Staffing concerns and getting the necessary data are financial institutions’ biggest challenges when it comes to performing loan reviews, according to a new survey by Abrigo.
Among 115 people from banks, credit unions, and other organizations surveyed about the loan review function, 37% named getting the necessary data as the top challenge. Almost one in every four respondents identified inappropriate staffing as their financial institution’s biggest loan review obstacle.
A poorly defined scope of review (12%), lack of independence (6%), and lack of commitment from senior management (3%) were less prominent challenges in the loan review process for respondents in Abrigo’s survey.
Effective loan review begins with good data
Effective loan review has always been critical for managing a financial institution’s credit risk as part of ensuring its safety and soundness. Uncertainty related to the coronavirus pandemic highlighted the importance of identifying loans with actual or potential credit weaknesses as early as possible.
In addition, updated guidance on loan and credit risk review in 2020 emphasized the importance of independent loan review or credit review systems that are tailored to institutions’ specific risks and circumstances.

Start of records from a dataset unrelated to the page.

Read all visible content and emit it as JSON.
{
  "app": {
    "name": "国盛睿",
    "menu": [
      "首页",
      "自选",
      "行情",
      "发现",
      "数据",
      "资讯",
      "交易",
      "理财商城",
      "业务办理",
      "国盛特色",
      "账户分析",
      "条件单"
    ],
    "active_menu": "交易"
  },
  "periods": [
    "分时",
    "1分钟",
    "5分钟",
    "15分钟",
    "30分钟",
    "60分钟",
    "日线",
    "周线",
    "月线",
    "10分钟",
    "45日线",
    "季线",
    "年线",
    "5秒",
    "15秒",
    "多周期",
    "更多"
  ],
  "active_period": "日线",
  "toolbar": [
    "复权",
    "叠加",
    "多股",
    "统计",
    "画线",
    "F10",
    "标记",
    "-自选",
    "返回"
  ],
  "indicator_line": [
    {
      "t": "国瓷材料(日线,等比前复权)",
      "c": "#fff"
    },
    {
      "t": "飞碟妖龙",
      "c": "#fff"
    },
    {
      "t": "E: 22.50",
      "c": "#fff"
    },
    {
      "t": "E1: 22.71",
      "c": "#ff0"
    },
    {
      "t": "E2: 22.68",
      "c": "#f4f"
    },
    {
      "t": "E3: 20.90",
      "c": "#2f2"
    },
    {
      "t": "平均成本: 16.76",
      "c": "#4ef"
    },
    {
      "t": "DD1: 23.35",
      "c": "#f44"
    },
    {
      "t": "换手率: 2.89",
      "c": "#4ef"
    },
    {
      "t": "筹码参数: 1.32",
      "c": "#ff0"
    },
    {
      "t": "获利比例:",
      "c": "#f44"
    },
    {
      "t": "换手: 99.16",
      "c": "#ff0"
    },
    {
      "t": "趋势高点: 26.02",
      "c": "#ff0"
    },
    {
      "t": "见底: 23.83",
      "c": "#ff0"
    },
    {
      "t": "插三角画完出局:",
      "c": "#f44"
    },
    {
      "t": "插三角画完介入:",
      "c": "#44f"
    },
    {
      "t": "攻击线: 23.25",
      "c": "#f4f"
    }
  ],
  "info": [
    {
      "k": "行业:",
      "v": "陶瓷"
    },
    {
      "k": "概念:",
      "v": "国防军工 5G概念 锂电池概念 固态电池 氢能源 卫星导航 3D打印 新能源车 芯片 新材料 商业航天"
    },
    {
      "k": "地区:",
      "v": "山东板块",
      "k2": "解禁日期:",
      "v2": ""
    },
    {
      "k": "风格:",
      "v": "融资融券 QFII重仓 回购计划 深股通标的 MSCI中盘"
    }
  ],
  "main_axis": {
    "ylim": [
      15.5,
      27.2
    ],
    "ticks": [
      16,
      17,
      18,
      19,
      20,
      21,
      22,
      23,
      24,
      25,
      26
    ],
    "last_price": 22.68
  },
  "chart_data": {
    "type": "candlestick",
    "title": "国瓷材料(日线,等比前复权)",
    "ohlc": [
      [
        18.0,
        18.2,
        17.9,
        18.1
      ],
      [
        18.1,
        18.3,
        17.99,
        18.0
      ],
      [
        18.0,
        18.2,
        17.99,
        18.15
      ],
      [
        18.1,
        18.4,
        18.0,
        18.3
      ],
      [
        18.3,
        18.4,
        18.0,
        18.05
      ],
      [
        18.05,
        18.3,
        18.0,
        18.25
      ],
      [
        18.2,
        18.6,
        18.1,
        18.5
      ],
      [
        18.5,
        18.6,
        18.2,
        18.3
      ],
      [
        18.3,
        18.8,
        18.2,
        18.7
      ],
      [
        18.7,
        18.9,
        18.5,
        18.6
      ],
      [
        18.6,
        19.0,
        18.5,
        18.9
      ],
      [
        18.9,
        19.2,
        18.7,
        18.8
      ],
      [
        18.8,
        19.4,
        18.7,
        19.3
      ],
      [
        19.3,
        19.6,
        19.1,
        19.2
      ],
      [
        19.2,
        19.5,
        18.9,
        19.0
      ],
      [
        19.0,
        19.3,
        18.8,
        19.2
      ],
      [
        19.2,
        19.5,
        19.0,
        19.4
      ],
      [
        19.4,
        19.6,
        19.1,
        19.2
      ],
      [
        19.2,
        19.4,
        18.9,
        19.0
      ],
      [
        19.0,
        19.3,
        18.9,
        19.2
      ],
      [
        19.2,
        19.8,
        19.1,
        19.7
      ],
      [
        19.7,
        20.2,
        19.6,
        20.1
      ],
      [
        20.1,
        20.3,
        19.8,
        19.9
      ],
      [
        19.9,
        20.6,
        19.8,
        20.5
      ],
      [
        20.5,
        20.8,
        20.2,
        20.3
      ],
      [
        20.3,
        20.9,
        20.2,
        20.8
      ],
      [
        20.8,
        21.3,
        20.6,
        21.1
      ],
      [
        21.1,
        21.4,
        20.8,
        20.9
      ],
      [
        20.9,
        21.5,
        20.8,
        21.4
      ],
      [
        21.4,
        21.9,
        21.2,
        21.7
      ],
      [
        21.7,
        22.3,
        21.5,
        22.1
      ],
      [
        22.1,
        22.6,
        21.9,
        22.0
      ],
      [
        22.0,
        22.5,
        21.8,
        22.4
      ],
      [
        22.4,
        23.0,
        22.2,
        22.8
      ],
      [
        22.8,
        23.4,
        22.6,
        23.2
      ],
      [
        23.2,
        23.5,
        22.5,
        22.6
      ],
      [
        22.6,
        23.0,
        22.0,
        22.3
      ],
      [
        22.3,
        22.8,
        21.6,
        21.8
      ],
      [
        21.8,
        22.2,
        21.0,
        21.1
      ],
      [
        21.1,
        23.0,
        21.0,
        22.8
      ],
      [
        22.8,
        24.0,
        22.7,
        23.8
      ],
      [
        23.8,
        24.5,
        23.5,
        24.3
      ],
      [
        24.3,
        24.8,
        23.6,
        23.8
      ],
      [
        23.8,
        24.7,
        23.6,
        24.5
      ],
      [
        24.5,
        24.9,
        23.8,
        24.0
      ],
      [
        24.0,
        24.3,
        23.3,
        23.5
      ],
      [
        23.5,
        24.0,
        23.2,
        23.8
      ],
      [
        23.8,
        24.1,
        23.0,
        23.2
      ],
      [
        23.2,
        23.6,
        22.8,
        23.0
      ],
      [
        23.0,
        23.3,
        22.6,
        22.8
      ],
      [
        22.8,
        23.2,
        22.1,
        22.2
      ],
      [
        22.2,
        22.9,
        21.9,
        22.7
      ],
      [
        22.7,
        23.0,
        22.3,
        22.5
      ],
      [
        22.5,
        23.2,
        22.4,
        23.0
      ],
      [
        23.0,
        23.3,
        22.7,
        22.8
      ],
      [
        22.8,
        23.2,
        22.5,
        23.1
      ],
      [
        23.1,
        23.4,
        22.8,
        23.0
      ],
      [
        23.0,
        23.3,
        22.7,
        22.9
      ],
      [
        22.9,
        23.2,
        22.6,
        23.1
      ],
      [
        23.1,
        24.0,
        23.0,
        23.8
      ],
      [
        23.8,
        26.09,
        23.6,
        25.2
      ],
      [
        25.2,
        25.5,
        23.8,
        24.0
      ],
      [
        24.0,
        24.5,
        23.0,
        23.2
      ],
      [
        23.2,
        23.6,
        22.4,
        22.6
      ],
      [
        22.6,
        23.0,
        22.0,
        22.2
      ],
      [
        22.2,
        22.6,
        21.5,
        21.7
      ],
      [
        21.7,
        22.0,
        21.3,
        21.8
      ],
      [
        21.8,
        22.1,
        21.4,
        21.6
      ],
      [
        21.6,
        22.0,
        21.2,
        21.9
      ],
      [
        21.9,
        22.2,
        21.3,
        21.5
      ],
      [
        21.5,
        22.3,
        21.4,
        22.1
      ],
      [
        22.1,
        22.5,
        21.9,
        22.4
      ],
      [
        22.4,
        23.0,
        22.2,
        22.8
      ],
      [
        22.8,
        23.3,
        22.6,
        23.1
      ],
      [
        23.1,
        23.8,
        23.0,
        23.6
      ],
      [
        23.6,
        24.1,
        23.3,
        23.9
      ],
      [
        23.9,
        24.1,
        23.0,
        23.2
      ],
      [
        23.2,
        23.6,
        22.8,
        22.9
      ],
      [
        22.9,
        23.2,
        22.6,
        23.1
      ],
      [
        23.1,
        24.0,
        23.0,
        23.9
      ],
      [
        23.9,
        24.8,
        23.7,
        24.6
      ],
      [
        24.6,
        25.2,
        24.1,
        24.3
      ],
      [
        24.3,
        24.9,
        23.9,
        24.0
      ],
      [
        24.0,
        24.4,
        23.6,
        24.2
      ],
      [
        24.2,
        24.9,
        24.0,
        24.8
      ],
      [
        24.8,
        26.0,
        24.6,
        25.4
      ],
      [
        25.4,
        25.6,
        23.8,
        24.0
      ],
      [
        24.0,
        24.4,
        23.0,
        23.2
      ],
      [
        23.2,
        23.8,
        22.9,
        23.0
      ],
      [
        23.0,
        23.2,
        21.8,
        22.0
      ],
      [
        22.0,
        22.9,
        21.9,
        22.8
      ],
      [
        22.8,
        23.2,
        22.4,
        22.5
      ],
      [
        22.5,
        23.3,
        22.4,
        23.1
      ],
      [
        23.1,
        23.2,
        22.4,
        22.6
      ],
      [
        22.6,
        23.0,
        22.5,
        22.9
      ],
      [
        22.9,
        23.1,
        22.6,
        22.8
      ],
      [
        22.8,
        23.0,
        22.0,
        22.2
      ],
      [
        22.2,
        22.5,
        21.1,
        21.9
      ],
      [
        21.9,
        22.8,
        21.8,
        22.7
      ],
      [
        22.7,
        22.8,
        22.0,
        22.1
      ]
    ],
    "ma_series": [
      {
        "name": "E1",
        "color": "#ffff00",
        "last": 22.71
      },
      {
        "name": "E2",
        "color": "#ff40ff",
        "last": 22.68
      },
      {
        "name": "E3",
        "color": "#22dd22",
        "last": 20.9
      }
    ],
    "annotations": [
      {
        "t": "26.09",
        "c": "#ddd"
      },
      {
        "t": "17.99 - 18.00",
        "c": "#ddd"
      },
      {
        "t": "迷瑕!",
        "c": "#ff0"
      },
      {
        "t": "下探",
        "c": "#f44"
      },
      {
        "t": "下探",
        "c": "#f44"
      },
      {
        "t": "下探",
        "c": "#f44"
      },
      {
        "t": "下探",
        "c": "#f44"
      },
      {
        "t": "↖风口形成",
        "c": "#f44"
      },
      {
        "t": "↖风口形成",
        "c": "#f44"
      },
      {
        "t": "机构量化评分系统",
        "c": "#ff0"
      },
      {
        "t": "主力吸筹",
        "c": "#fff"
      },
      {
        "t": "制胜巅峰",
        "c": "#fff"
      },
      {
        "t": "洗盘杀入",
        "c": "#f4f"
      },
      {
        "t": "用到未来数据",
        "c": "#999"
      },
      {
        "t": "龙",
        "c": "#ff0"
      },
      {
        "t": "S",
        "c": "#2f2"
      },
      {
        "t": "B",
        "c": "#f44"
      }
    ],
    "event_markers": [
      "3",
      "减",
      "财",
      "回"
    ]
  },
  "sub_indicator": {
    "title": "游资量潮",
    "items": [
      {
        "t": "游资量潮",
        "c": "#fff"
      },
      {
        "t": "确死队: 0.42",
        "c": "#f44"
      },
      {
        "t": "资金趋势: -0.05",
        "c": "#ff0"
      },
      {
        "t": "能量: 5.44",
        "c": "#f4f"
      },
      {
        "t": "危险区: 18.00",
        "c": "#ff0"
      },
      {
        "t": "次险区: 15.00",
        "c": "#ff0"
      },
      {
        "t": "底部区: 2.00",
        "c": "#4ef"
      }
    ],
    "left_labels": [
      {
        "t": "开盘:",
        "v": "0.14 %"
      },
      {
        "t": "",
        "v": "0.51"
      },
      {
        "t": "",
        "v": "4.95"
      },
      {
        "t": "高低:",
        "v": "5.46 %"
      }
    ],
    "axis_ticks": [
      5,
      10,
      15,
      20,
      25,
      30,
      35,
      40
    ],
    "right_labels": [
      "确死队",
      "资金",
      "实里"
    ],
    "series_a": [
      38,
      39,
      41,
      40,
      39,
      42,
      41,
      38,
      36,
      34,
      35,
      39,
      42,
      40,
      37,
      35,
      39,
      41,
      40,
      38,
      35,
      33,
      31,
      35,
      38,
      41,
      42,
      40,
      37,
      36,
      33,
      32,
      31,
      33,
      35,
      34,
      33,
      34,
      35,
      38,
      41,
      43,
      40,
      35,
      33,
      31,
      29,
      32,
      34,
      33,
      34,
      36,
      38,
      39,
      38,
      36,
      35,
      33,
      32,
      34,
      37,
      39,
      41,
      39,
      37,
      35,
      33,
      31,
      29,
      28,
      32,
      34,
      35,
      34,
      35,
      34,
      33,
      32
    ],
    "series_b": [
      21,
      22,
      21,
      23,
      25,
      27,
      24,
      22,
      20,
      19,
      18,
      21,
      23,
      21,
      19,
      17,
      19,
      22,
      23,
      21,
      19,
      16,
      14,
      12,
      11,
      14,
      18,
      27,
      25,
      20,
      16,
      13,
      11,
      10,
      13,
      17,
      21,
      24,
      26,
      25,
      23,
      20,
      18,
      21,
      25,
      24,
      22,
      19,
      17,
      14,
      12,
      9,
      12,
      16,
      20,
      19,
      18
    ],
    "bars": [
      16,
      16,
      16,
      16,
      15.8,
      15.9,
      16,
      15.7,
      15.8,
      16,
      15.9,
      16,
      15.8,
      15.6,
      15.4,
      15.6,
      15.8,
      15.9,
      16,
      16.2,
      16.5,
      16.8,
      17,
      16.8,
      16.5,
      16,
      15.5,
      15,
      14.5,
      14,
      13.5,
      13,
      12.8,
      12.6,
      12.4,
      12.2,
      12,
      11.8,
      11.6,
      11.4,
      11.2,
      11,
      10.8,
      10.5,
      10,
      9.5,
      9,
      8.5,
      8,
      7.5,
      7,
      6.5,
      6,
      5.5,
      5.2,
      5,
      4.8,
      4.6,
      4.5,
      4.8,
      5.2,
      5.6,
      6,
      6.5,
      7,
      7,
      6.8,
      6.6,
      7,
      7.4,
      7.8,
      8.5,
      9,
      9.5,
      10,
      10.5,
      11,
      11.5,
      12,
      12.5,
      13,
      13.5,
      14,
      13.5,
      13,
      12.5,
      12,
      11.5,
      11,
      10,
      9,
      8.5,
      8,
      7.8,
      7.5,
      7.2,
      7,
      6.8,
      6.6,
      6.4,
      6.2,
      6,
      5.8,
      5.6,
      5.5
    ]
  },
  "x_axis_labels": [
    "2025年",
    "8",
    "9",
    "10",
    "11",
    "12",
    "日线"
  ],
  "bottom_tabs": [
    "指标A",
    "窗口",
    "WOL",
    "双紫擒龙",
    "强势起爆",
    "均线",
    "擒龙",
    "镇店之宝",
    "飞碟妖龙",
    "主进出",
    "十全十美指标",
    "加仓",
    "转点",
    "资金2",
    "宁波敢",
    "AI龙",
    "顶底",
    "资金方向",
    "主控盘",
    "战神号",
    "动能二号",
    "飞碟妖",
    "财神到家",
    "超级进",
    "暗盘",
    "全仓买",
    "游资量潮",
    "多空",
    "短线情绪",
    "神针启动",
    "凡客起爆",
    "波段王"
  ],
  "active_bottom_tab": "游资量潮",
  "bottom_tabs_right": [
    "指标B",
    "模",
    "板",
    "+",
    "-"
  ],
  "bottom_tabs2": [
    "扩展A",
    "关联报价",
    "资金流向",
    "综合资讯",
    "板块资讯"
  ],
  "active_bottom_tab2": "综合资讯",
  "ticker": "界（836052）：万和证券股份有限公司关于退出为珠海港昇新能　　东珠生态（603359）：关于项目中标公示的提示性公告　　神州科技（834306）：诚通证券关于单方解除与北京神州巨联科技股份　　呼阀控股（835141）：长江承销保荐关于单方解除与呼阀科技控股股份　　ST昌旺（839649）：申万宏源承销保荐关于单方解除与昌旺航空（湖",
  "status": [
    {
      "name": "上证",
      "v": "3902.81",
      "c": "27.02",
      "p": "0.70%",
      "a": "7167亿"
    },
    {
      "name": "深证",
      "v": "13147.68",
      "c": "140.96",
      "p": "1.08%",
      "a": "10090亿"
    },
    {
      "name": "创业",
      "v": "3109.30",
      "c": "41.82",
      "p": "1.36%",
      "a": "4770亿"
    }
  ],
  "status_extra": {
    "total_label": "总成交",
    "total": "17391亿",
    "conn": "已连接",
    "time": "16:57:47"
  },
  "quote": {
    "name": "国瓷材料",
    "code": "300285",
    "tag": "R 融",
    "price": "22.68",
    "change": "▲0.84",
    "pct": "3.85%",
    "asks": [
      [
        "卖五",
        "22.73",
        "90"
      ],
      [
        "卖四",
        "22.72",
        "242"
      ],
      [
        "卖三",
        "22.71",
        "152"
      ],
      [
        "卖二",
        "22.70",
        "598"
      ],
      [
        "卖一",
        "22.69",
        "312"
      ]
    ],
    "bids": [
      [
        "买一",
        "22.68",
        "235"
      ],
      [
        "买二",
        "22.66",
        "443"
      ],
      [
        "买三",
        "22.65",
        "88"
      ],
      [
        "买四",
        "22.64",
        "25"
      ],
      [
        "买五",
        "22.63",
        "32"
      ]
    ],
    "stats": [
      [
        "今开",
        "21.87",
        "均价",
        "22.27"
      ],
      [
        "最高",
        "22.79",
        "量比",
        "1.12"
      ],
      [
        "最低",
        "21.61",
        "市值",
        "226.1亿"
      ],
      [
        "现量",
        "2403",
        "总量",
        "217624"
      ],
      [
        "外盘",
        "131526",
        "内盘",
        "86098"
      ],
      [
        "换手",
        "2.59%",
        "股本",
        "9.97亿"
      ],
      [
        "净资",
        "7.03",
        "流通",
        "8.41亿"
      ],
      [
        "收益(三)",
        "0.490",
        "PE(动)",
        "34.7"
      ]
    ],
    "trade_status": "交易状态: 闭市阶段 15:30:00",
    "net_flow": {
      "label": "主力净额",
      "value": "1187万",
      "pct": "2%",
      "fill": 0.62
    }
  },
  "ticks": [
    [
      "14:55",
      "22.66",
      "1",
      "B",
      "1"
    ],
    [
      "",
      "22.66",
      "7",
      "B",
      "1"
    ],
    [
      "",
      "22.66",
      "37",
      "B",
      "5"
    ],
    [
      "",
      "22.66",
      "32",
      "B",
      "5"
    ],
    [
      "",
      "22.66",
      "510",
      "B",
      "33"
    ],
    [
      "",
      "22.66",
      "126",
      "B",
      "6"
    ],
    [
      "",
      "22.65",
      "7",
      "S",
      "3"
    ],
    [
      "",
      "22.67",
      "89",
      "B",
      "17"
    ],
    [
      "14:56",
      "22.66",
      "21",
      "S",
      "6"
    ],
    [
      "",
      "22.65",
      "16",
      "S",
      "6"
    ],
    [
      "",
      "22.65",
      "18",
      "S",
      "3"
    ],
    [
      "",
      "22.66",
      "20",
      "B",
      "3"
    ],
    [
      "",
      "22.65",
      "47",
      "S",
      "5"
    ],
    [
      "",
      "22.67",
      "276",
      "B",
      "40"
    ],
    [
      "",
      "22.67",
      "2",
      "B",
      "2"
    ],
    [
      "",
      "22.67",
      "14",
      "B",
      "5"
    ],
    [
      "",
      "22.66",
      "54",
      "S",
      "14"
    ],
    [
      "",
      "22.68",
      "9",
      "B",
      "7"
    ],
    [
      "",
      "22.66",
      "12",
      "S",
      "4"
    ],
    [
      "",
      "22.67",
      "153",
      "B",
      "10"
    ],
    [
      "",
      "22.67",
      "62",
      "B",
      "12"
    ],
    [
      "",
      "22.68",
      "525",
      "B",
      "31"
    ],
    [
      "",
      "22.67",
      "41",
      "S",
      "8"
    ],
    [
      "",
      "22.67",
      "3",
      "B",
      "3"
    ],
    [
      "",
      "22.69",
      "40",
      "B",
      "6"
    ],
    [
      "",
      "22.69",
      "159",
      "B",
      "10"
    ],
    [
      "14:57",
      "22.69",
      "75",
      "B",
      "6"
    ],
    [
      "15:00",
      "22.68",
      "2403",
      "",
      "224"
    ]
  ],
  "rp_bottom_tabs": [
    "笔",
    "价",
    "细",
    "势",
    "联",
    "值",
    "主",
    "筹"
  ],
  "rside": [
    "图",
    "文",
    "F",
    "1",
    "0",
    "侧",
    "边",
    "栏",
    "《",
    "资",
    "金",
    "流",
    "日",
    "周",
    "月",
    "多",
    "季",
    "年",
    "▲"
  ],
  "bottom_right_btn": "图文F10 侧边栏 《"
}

However, loan reviews can only be as accurate as the information used for the review. And as the survey showed, getting the necessary data can be difficult for many financial institutions. Loan reviewers require accurate information at the loan level, which, at many institutions, might be located in multiple systems:
- the core
- a third-party origination system
- Excel spreadsheets
- even paper files for some documents related to collateral.
More lenders automating loan review function
Getting consistent and accurate data can be complicated and laborious when stovepipe systems and manual processes are involved, especially when inappropriate staffing is also a concern. Some loan review workflow automation software, on the other hand, can pull a sample of loans and the required data, then automatically respread the loans’ financials without additional data entry or searching other systems.
Automating the loan review process and other data-intensive functions have become higher priorities for many financial institutions and organizations over the past few years. A recent example is the U.S. Small Business Administration, which is automating low-end functions of loan reviews for 7(a) loans to cut loan reviewers’ evaluation time by as much as a third so they can focus on high-value work.
Abrigo’s survey found that more than half of respondents either have automated or plan to automate loan review processes. Respondents with fully or partially automated loan review processes represented 35% of those surveyed, and another 19% reported they have plans to automate loan review processes. Thirty-seven percent said their financial institutions have manual loan review processes and have no plans to automate.
How lenders select loans or relationships for review
Financial institutions vary in their methods for selecting samples of loans or credits to review, and sometimes the sampling criteria can differ by portfolio. Therefore, participants in Abrigo’s survey were able to choose multiple answers when asked how they determine which loans or relationships to review. Most respondents (85%) said they base the review sample on a certain size threshold. The next most common methods were choosing a statistical or random sample (37% of respondents) and basing the sample set on an asset-quality indicator (37% of respondents). Respondents said they also selected loans or relationships for review:
- By examining new rather than existing borrowers (30% of respondents)
- Based on the industry of the loan (26%)
- Based on the collateral type (23%)
- Based on the geographic location or market (14%)
When it comes to organizing the loan review function, Abrigo’s survey found that a majority of financial institutions performed at least some of the loan review process in-house. Only 8% of respondents outsource all loan review work, and 26% primarily outsource the function, while 31% perform loan review in-house, and another 33% primarily conduct loan review using in-house resources.
Abrigo’s survey was conducted from Sept. 2-24. Among the 115 respondents, 77% were from banks, 21% from credit unions, and 3% from other organizations. The asset-size breakdown among participants was:
- Below $500 million: 28%
- $500 million to $3 billion: 51%
- $3 billion to $10 billion: 14%
- More than $10 billion: 7%
Mary Ellen Biery is Senior Strategist & Content Manager at Abrigo, where she works with advisors and other experts to develop whitepapers, original research, and other resources that help financial institutions drive growth and manage risk.